For flights under 90 minutes, catering typically comprises cold platters — premium charcuterie, cheese, smoked salmon, fresh fruit — plus hot beverages. For flights of 2–6 hours, a full hot meal service is standard, prepared in the aircraft's galley from oven-ready components sourced from the airport's approved caterer. For ultra-long-range flights, a full multi-course service is prepared by specialist aviation caterers with provenance ingredients. FFGR Jets works with Newrest, Flying Food Group, and selected hotel kitchen partnerships for top-tier catering at major departure airports.
Boarding and Departure
The boarding call for a private jet charter is typically 15–20 minutes before the flight plan slot. On aircraft under 50 feet of exterior walkway, boarding takes under 3 minutes for a full passenger complement — there is no aisle congestion, no overhead bin competition, no pre-boarding announcements. The captain typically meets passengers at the air-stair, introduces themselves and the first officer, provides a 60-second briefing on route, expected flight time, and any weather, and the door closes.
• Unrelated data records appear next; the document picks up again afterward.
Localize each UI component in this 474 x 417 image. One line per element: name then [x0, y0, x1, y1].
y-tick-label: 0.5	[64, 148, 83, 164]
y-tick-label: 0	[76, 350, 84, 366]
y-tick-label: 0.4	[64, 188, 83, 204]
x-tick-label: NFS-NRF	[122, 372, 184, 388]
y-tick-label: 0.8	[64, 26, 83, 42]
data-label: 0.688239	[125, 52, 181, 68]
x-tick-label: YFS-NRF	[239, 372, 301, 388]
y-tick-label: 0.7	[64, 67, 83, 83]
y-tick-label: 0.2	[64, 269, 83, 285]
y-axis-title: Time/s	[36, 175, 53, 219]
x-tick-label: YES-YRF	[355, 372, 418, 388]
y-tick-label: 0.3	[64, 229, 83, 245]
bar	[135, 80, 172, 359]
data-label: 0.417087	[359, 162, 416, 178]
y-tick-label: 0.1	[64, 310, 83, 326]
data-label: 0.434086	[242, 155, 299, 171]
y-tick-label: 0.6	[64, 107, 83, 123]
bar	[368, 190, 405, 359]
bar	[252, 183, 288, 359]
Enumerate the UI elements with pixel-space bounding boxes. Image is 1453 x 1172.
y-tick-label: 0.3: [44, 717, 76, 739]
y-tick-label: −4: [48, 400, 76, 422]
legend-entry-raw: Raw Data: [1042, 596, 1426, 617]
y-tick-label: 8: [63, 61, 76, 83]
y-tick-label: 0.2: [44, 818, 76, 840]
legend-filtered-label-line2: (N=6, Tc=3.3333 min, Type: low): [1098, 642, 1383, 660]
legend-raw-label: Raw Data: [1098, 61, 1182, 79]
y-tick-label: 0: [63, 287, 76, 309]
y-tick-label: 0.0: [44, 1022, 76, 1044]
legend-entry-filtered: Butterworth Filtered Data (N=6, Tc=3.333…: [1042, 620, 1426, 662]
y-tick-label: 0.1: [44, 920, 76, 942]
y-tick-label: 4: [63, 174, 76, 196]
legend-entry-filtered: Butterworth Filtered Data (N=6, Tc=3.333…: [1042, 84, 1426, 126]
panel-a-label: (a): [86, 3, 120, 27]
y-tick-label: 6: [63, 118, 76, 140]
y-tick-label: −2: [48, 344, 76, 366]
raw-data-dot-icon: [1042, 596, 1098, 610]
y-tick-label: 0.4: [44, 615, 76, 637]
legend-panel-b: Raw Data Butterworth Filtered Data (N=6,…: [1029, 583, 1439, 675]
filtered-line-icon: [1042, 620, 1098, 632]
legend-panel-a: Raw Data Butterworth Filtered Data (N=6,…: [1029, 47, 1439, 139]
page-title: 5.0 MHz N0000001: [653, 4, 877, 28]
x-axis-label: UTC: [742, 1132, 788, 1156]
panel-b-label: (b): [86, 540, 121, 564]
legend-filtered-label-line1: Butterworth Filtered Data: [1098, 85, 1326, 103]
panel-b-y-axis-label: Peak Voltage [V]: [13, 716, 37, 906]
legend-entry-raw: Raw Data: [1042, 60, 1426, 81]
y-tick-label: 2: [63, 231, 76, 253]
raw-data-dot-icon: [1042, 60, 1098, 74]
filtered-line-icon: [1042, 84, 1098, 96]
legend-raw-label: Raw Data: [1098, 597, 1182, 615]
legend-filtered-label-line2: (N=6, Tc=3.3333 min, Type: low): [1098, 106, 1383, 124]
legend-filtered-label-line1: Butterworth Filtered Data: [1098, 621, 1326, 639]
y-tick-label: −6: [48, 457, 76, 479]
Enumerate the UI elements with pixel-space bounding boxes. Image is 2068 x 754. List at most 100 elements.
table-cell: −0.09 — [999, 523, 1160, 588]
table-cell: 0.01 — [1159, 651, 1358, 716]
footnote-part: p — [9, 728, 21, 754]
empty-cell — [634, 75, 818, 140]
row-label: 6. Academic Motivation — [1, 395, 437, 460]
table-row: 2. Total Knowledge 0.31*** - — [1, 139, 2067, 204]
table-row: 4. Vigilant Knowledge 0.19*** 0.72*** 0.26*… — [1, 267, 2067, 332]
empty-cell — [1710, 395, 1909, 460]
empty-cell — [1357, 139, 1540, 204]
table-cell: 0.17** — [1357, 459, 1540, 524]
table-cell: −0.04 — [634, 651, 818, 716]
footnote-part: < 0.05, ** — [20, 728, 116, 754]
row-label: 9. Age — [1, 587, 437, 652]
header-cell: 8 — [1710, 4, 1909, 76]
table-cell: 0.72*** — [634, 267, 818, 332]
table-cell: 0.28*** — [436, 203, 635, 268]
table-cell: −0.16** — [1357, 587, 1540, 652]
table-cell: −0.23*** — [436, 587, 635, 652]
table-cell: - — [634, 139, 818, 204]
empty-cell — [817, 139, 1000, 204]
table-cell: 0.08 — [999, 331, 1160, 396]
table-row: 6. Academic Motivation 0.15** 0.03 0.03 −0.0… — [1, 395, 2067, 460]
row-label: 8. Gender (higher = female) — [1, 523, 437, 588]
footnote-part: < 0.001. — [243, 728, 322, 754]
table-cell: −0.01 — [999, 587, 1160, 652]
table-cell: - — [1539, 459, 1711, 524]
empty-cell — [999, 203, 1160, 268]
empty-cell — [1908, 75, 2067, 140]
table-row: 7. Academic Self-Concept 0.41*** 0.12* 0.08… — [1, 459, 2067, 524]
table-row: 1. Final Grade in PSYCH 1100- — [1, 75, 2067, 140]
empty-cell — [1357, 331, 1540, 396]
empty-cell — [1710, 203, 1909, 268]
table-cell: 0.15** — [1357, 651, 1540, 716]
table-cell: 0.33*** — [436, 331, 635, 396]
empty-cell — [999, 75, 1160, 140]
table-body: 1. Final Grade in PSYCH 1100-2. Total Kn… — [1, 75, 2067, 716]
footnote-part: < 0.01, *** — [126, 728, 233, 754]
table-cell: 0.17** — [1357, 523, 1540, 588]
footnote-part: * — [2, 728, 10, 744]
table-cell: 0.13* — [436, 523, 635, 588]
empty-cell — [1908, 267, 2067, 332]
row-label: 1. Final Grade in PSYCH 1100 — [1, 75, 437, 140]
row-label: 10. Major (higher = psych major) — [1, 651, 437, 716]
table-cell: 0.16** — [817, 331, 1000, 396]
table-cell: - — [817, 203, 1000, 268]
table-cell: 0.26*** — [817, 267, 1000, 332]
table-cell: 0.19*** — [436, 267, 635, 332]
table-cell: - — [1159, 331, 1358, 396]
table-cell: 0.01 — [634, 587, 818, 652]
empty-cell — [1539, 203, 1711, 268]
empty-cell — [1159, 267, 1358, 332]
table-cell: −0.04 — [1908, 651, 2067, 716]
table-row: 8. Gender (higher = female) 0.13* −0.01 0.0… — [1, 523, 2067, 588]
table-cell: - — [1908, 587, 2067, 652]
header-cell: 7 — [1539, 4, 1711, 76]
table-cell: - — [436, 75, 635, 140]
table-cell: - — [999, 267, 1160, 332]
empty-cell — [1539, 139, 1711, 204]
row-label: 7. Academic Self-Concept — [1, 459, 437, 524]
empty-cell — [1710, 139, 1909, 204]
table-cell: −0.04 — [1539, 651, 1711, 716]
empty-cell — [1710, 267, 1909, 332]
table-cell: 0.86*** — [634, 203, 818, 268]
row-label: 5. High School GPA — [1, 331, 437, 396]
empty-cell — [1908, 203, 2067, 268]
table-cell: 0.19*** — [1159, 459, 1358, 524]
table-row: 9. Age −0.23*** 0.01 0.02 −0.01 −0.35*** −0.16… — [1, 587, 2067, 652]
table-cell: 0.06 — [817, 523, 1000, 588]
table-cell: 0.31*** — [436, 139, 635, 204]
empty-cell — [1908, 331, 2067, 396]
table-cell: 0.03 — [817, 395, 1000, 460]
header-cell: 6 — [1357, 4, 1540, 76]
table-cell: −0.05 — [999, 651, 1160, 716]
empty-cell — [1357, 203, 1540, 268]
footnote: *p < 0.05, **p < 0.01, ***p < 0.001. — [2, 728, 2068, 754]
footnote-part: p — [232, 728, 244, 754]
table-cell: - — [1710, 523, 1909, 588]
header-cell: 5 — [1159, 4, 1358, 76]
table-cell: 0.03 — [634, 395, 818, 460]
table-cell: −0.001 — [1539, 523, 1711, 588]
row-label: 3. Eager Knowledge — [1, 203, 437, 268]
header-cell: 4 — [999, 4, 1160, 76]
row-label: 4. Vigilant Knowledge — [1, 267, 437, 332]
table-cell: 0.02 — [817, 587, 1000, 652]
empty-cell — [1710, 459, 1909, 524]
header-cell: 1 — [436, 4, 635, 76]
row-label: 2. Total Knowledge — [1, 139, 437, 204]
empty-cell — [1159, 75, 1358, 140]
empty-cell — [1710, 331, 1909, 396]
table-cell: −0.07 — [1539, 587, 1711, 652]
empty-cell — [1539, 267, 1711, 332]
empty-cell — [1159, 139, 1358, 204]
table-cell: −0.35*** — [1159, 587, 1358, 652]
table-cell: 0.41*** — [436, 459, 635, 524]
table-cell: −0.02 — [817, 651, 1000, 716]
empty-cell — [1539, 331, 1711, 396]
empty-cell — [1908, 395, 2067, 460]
The taxi sequence at private terminals is typically shorter than commercial airports — at Farnborough, the runway is 300 metres from the apron; at Le Bourget, even the longest taxi route is under 4 minutes. At large international airports shared with commercial traffic (Nice, Zurich, Geneva), private aircraft have dedicated general aviation movement areas with separate taxiway routing, minimising exposure to commercial traffic delays. The total time from boarding the aircraft to wheels-up averages 22 minutes at dedicated private airports and 35 minutes at shared facilities.